A famosa Praça de São Pedro, que dá acesso ao maior santuário católico do mundo, também será reaberta ao público.

Até à data, nenhuma cerimónia religiosa pública foi planeada com o Papa Francisco, nem dentro da basílica, com lotação até 60.000 pessoas em tempos normais, ou ao ar livre na Praça de São Pedro.

Na manhã da passada sexta-feira, uma equipa de limpeza tratou da desinfecção da imensa basílica de 23.000 metros quadrados, pertencente ao microestado da Cidade do Vaticano.

Sob a cúpula desenhada por Michelangelo e em torno da monumental copa de bronze de Bernini, os trabalhadores da manutenção, com máscaras brancas e com roupas de proteção, limparam todas as superfícies susceptíveis de serem tocadas pelos visitantes.

De acordo com Andrea Arcangeli, responsável pela gestão da saúde do Vaticano, os agentes pulverizaram "uma solução diluída à base de cloro, doseada para não danificar superfícies preciosas e objetos de arte".

O local sagrado, também templo do turismo de massa, foi encerrado ao público em geral no dia 10 de março, dia do início do confinamento de toda a Itália, principal foco da disseminação do coronavírus que, até ao momento, deixou mais de 31.000 mortes no país.

Desde o início da pandemia, o Vaticano, um enclave no meio de Roma, decidiu aplicar os mesmos padrões de saúde utilizados no resto de Itália.

A Basílica de São Pedro, como outras três basílicas pontifícias, devem seguir a recomendação do Ministério do Interior italiano, que limita a participação numa celebração religiosa em local de culto fechado a 200 pessoas.

Nas missas, para a distribuição individual das hóstias, o padre deve desinfetar as mãos, vestir luvas de uso único e uma máscara protetora, depois largar a hóstia "sem entrar em contato com as mãos dos fiéis", de acordo com o protocolo do governo.

Os fiéis devem dispensar a água benta e sentar a um metro de distância uns dos outros.

Entradas controladas

A partir de segunda-feira, a guarda do Vaticano, com a ajuda de voluntários da Ordem de Malta, ficará encarregada de controlar as entradas da Basílica de São Pedro.

O uso de câmaras térmicas para medir a temperatura dos visitantes está em estudo, mas apenas para grandes festas religiosas, diz o enclave.
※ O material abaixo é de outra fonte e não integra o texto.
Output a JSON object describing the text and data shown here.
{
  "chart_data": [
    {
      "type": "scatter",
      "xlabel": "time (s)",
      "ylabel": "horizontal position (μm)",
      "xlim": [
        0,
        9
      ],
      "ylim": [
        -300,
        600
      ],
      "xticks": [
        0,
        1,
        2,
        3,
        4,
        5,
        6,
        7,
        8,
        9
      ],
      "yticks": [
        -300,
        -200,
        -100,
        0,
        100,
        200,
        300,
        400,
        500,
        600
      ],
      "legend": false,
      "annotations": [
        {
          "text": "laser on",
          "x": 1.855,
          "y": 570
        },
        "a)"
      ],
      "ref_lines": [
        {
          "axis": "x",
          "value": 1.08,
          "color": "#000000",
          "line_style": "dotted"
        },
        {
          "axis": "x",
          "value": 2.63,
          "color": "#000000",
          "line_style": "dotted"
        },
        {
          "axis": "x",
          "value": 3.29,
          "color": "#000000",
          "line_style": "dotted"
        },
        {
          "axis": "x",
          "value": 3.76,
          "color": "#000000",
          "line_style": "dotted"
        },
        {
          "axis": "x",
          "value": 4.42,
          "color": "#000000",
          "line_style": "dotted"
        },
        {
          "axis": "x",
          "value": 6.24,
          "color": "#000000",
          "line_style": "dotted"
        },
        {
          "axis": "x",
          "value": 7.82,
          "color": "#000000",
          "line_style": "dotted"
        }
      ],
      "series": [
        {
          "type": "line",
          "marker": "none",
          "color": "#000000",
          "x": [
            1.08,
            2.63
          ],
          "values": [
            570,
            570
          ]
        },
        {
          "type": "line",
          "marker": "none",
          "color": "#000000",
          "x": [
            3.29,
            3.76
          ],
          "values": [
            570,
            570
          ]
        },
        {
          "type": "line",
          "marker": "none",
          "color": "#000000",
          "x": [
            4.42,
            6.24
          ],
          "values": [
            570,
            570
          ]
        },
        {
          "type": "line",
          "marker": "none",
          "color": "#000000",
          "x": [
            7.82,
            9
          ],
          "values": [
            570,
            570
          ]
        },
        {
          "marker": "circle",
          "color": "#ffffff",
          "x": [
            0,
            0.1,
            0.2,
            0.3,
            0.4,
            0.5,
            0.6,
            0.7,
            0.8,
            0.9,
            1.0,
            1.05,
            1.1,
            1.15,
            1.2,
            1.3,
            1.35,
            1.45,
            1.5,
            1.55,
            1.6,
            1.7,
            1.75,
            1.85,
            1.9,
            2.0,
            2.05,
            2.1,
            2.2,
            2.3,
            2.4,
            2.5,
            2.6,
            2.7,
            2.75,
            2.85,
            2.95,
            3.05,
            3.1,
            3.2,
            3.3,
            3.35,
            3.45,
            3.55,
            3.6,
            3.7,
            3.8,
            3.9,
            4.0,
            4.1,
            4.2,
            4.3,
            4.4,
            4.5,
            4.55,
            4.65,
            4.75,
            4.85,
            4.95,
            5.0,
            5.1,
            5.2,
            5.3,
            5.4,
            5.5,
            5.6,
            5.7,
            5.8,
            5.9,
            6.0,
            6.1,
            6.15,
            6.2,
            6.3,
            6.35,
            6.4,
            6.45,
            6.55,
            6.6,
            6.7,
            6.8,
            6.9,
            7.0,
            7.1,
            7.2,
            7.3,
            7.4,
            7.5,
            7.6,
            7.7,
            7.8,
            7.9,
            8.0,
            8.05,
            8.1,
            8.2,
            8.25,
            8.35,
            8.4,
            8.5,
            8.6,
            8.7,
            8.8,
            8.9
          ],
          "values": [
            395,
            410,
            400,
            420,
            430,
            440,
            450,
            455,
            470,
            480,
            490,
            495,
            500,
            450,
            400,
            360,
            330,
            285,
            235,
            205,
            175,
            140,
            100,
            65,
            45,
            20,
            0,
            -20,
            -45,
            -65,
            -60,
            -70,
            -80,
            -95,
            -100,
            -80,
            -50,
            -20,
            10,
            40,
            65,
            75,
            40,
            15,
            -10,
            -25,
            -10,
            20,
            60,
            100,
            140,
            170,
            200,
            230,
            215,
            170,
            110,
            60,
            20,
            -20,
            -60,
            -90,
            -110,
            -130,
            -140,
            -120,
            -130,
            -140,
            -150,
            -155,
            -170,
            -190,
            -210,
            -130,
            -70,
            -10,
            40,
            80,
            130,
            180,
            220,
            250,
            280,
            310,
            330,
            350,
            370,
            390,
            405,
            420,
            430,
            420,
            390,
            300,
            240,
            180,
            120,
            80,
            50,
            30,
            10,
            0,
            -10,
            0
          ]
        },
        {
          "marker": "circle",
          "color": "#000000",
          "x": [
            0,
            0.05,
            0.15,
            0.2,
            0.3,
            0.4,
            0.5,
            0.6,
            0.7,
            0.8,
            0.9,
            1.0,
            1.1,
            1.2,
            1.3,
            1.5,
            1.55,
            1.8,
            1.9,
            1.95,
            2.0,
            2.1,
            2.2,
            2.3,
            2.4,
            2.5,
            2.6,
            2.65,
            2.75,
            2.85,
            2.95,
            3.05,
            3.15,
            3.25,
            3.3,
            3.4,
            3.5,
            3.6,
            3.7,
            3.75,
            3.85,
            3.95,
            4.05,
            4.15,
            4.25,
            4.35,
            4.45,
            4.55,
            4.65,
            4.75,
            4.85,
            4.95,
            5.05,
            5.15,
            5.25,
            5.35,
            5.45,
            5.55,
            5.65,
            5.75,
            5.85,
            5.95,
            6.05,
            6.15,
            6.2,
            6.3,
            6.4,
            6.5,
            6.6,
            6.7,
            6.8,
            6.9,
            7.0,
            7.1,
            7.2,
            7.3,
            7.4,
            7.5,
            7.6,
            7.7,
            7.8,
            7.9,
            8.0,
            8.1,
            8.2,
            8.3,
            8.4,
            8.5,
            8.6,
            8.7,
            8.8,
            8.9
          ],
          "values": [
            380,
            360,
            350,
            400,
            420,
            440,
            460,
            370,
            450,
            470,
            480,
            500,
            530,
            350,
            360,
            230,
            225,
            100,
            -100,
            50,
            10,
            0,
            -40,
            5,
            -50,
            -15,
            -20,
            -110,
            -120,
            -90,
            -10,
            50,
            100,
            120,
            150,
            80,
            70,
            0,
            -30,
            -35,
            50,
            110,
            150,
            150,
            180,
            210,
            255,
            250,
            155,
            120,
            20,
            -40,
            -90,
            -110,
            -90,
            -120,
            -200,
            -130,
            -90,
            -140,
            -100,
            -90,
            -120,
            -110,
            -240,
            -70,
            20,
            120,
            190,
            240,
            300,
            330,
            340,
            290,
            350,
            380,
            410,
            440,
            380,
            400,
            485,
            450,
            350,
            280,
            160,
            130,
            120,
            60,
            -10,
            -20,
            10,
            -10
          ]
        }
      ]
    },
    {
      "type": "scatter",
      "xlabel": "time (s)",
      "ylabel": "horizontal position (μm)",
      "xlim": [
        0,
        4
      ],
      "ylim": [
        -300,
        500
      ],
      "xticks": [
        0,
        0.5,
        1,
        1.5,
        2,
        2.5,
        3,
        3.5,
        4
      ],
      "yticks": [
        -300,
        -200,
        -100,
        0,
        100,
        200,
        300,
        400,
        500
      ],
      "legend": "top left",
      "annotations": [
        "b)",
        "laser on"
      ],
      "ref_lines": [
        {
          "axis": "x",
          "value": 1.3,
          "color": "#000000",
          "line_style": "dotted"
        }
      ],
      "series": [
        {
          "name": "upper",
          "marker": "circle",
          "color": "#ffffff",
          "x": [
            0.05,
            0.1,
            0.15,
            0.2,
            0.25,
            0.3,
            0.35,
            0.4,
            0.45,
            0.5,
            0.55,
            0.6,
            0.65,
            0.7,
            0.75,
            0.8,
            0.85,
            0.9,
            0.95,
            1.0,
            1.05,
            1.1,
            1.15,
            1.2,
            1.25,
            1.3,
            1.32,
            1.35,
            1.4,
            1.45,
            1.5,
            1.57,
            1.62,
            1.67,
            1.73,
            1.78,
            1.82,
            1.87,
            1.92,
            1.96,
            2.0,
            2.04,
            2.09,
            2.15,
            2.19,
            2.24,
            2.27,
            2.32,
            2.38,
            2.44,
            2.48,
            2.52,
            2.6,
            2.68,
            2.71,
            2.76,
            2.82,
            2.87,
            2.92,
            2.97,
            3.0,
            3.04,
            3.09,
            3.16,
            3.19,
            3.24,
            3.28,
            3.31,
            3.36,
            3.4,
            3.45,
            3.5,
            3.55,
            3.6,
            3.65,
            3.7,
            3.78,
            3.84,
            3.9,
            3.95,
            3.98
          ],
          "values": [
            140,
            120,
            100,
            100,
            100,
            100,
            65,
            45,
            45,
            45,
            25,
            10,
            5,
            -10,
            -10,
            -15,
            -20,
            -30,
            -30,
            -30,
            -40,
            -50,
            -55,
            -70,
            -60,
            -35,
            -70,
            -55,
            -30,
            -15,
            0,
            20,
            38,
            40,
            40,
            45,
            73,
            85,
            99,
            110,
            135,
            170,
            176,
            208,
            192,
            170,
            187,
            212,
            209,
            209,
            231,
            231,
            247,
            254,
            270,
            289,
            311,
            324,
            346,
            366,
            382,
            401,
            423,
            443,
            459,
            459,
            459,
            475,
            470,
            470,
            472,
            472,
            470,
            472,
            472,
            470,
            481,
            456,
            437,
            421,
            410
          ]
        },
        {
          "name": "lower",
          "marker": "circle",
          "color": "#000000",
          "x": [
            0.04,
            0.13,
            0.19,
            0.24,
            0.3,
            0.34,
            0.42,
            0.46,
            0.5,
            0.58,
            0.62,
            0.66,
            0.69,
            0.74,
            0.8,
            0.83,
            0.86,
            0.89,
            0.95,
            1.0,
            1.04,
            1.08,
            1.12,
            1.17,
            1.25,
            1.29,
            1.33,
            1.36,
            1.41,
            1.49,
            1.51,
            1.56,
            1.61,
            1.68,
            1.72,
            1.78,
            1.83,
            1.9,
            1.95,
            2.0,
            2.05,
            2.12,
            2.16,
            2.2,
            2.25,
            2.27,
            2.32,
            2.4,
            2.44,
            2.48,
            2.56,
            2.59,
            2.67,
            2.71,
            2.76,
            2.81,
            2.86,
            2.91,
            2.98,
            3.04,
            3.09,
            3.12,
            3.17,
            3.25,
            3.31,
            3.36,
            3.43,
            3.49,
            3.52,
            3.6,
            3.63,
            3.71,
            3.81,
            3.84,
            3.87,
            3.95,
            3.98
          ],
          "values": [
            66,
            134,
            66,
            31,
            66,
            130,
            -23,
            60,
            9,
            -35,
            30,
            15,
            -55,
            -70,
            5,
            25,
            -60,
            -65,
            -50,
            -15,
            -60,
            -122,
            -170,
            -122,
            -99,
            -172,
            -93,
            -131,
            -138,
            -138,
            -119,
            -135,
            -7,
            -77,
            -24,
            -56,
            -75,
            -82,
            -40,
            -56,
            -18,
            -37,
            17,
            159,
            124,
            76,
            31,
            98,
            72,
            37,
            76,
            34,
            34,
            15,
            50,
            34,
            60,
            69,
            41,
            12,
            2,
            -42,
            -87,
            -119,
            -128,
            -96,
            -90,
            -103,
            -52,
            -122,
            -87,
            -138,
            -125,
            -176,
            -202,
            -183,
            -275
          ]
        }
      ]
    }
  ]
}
O papa celebrará uma missa na segunda-feira de manhã, que será transmitida por vídeo na basílica, em frente ao túmulo de João Paulo II, por ocasião do centenário do seu nascimento.

A partir de terça-feira, o papa vai deixar de transmitir a sua missa diária ao vivo da capela da sua residência em Santa Marta, localizada logo atrás da basílica. O evento matutino foi assistido por milhões de fiéis em todo o mundo, confinados e impedidos de irem à igreja local.

A retomada das celebrações religiosas ao público na Itália a partir de segunda-feira, inicialmente excluída por razões de saúde, foi decidida após um intenso esforço entre o episcopado italiano e o governo.

Em pleno confinamento, o papa argentino teve que celebrar o domingo de Páscoa numa basílica de São Pedro deserta. Quanto à tradicional "Via Crucis", ocorreu numa praça de São Pedro privada de fiéis. Uma imagem inédita, especialmente em comparação com as 20.000 pessoas que geralmente estão presentes no anfiteatro romano do Coliseu.

A Santa Sé não especificou quando as audiências tradicionais de quarta-feira serão retomadas. Jorge Bergoglio realizou a sua última audiência ao ar livre no dia 26 de fevereiro, apertando dezenas de mãos em plena epidemia.

A Cidade do Vaticano teve oficialmente doze casos de contágio até agora, incluindo um prelado que vive na mesma residência que o Papa Francisco.